Martha Clarke’s productions often slide between the seams of defined genres. For instance, her revival of Garden of Earthly Delights could aptly be described as dance, yet it defies that category in part due to its location at the Minetta Lane Theater, its ticket price range, and a planned three-month run. For those who go expecting more traditional theater, perhaps this confection of movement will coax them to see more dance.
Clarke, whose productions have been in the public eye for upwards of three decades, is a creator whose work has been recognized with numerous grants and other institutional laurels. Yet she is not a household name. And the scope of her productions, which are often based on works of visual art, is large and best produced in longer, theater-style runs, rather than the dance world’s week-long norm. (The harrowing story of re-mounting Garden, which premiered in 1984, is told in this New York Times article.)

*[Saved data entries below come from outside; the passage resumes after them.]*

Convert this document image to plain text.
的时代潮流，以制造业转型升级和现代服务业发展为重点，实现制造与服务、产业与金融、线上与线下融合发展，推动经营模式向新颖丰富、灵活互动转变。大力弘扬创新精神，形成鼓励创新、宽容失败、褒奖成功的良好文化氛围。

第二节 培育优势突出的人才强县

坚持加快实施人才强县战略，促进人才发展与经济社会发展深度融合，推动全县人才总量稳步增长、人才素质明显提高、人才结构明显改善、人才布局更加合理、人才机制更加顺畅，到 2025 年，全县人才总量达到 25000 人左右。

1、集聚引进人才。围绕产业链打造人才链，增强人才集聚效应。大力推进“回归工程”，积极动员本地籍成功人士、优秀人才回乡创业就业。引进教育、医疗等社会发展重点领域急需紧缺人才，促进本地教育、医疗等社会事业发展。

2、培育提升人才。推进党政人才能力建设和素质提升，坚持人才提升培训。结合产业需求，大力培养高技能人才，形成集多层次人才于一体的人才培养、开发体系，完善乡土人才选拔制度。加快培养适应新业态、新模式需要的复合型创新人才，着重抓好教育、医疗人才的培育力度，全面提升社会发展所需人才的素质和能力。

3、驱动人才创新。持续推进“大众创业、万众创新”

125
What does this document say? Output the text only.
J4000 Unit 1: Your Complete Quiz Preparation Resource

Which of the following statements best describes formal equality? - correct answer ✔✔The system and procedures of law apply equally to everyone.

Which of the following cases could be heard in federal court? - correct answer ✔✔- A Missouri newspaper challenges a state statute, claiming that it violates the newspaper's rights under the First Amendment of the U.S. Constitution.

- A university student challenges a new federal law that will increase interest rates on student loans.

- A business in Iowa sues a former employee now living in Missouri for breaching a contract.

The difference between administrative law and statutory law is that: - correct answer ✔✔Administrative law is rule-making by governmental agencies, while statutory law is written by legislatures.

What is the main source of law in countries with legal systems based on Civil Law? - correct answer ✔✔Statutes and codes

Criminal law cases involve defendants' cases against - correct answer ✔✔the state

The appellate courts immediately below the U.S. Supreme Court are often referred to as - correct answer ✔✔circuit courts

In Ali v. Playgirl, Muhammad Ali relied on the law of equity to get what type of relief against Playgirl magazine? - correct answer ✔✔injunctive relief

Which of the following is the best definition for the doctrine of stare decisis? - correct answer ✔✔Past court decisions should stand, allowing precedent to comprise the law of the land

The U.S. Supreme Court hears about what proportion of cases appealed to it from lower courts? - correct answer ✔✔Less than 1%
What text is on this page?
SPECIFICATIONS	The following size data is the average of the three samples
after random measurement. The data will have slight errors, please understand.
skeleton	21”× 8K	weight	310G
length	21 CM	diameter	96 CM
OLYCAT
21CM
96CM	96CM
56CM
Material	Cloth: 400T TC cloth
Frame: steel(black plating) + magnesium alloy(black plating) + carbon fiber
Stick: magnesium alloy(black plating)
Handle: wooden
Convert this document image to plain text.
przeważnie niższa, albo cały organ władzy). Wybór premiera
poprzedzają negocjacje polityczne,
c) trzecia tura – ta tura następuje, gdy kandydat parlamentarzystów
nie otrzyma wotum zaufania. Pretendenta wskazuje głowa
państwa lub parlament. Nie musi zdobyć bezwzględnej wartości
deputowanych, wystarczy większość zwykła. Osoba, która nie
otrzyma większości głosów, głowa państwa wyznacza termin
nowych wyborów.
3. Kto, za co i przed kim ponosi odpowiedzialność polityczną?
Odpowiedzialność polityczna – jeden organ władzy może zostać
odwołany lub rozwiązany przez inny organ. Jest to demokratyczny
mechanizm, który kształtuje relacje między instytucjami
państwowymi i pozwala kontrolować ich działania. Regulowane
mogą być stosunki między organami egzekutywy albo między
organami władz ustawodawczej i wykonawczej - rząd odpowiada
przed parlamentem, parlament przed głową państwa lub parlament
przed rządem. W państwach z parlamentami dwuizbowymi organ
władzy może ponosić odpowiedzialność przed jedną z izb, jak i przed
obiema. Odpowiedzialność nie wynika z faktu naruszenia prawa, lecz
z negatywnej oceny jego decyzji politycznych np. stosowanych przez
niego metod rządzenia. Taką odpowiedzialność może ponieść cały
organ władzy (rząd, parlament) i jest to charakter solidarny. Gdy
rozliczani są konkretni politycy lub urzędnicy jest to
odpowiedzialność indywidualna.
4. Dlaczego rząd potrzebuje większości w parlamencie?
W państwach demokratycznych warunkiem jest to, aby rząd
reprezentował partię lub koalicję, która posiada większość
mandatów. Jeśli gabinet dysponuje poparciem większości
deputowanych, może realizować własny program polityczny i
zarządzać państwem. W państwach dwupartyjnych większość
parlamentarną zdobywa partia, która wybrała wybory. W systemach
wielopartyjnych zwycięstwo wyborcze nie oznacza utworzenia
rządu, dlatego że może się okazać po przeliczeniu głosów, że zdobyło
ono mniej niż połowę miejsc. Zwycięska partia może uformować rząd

Garden of Earthly Delights involves only movement and music, provided by an onstage trio in monks’ robes. The eleven performers are all skilled dancer/actors; some are fixtures from established companies, such as Marjorie Folkman and Jen Nugent. The company wears flesh-toned unitards that are somewhat revealing, but not tawdry. They enter walking on all fours, after awhile looking like some kind of gawky species.
Over the course of the hour, we see them evolve from paradise, the fall (symbolized by the biting of an apple), through a rudimentary and ugly form of civilization as we’ve come to know it (in coarse burlap garments), to purgatory (back to unitards). Some humor lightens the “dark ages” section; one man appears to swallow whole a dozen potatoes, the valued commodity. But even these meager possessions lead to covetousness and violence.
The movement is action-based, with really no dance steps to speak of, although they all move with intelligence and purpose. The first time one of them dons a rigging harness, it’s odd because they are in plain sight. But you soon grow used to people moving on the sides of the stage. And it is sheer intoxicating poetry when a man carrying branches stag-leaps weightlessly in circles.
Fascinatingly, the dancers also behave as stagehands, working the ropes to levitate a harnessed performer. Watching this becomes nearly as interesting as watching the central figure. It also makes you appreciate the intricacies and teamwork that go into such a production. The Minetta Lane Theater’s cube-like space makes for an ideal setting for the production’s signature aerobatics. The most powerful moment is when a woman flies out over the audience, tumbling head over heels, her long hair nearly brushing some in the audience. It is liberating, terrifying, and exhilarating.
The simple pleasures and grotesqueries of Garden offer a wonderful alternative to the desperate, relentlessly commercial grind of Broadway.